Tesla, Facebook, Amazon, Apple, and other highfliers now look a lot like the 'Nifty Fifty' bubble stocks of the 1970s.
Nifty Fifty
In the United States, the term Nifty Fifty was an informal designation for fifty popular large-cap stocks on the New York Stock Exchange in the 1960s and 1970s that were widely regarded as solid buy and hold growth stocks or "Blue-chip" stocks.
These 50 stocks include Coca-Cola, Walt Disney, IBM, Philip Morris, McDonald's, etc.
The world back then was their oyster. These were one-rule stocks — and that rule was to buy them at any price. They were great companies and how much you paid for them was irrelevant until it wasn't.
Dot-com bubble
The dot-com bubble began when internet browser provider Netscape joined the tech-focused Nasdaq stock exchange on 9 August 1995. This loss-making company, which had only been founded in 1994, made its stock market debut at US$ 28 per share. During the first day of trading, the share price hit almost US$ 75 at times. Anything internet related that had '.com' or 'e-' in its name went down a storm with investors from the mid-1990s onwards, regardless of whether there was a robust business model behind it or not. Investors became greedy when faced with making huge gains from the seemingly endless worldwide web.

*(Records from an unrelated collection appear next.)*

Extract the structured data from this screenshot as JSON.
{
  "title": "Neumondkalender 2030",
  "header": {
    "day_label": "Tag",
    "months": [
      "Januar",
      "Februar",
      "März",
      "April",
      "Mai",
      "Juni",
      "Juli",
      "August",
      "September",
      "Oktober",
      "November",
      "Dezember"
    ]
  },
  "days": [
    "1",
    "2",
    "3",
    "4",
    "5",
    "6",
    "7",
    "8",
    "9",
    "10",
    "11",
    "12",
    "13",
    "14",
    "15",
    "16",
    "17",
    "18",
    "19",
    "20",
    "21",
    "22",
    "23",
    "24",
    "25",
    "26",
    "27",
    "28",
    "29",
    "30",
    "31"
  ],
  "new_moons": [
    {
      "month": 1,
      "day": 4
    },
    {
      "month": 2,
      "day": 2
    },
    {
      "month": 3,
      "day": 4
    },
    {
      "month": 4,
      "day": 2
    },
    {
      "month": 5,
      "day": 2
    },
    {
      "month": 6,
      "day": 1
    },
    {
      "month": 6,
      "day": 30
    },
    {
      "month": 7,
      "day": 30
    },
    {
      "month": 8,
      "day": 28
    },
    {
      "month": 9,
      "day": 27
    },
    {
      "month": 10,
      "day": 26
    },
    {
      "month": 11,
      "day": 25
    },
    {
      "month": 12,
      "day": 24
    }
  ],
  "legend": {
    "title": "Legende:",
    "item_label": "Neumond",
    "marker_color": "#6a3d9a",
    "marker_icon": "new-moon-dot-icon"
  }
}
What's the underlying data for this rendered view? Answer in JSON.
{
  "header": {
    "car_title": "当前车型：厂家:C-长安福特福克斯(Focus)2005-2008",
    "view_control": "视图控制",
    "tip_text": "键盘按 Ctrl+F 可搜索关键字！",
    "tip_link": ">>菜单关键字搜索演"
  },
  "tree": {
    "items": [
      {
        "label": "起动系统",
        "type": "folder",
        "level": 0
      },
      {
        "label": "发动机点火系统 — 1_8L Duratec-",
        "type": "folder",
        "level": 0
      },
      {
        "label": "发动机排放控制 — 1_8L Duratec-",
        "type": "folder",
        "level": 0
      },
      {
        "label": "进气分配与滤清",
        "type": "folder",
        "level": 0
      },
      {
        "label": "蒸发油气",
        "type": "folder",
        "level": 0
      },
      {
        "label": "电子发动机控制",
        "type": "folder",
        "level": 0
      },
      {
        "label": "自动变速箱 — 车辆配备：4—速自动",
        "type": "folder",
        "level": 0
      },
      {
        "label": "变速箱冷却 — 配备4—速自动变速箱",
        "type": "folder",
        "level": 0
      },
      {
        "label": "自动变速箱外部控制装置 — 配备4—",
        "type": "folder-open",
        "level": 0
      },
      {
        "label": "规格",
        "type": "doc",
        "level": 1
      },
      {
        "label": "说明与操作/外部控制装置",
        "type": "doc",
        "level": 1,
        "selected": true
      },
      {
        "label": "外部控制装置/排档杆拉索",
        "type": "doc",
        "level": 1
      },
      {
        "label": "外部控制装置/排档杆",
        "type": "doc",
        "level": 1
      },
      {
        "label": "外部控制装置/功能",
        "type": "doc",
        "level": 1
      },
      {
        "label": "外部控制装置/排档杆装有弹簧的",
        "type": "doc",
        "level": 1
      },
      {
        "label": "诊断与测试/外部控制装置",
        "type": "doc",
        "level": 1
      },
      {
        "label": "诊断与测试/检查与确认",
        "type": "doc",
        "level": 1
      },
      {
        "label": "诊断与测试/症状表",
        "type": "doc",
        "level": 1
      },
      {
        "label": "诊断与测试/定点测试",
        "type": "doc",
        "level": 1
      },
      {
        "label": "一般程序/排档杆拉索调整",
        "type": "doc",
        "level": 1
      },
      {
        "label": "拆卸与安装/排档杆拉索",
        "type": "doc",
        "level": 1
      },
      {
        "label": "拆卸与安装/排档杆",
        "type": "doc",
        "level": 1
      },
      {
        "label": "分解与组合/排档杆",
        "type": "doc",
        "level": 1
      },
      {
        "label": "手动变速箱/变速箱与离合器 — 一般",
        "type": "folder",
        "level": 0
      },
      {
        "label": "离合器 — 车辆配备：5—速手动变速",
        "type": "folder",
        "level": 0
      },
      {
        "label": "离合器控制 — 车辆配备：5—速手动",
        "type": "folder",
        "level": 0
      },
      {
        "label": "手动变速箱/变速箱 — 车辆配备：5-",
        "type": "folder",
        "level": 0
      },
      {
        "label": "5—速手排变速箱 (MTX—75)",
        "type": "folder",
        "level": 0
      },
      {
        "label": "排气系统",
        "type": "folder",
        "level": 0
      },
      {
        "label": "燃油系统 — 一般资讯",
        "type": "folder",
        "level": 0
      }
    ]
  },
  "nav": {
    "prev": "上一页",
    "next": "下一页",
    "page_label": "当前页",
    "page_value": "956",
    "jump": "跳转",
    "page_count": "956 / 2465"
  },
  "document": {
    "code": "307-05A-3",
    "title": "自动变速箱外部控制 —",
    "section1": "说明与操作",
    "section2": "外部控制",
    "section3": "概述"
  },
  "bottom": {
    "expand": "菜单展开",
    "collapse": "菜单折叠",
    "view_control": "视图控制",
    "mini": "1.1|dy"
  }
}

These inflated expectations reached their peak at the start of 2000. The Nasdaq Composite index had grown fivefold in five years.
When the tech bubble finally burst in March 2000, trillions of market value went up in smoke. In this phase of disillusionment, the Nasdaq fell by almost 80% and closed at 1,114.11 points on 9 October 2002.
Dot-com bubble 2.0?
At their peak, the Nifty Fifty comprised almost all the gains of the S&P 500. If that fact sounds eerily familiar, that's because today's Nifty Fifty are Facebook, Apple, Amazon, Netflix, Alphabet, Microsoft, and Tesla.
Just like the Nifty Fifty of yore, these stocks are dominant companies of their day. They touch every aspect of our lives. Also, they have strong brand strength, frantic buying by investors.
Like a SpaceX rocket lofting a Tesla Roadster into orbit, Tesla stock is on a vertical trip into outer space.
In 2019, Tesla's stock price has risen by about 800%, and it has risen by more than 330% since the beginning of 2020. Some analysts believe that Tesla is 'one of the most dangerous stocks' on Wall Street.
The debate over Tesla's stock price has never stopped.
Tesla stock bulls typically argue that the company is dominating the nascent global electric vehicle market, and comparing the stock and its valuation to legacy auto stocks is irrelevant.
Tesla bears often point out that the stock's valuation is extremely high, even compared with high-growth tech stocks, and Tesla will face an unprecedented wave of new competition in the next couple of years.
It may have a wonderful, viable business for many years to come, but the natural competition of the marketplace makes it extraordinarily difficult for any company to remain dominant for perpetuity. That's why valuation matters.
If investors held many of the Nifty Fifty stocks from 1972 to 1992, they would have delivered a decent (10%-plus) return. This sounds great in theory, but most investors would have lost patience after ten years of zero- or negative return. Put another way, the shareholders who bought these stocks in 1972 were most likely not the ones who profited from them in 1992.
The Nifty Fifty showed us that a company's greatness and past growth are not enough is still true. Starting valuation, what you actually pay for a business has always mattered and still does.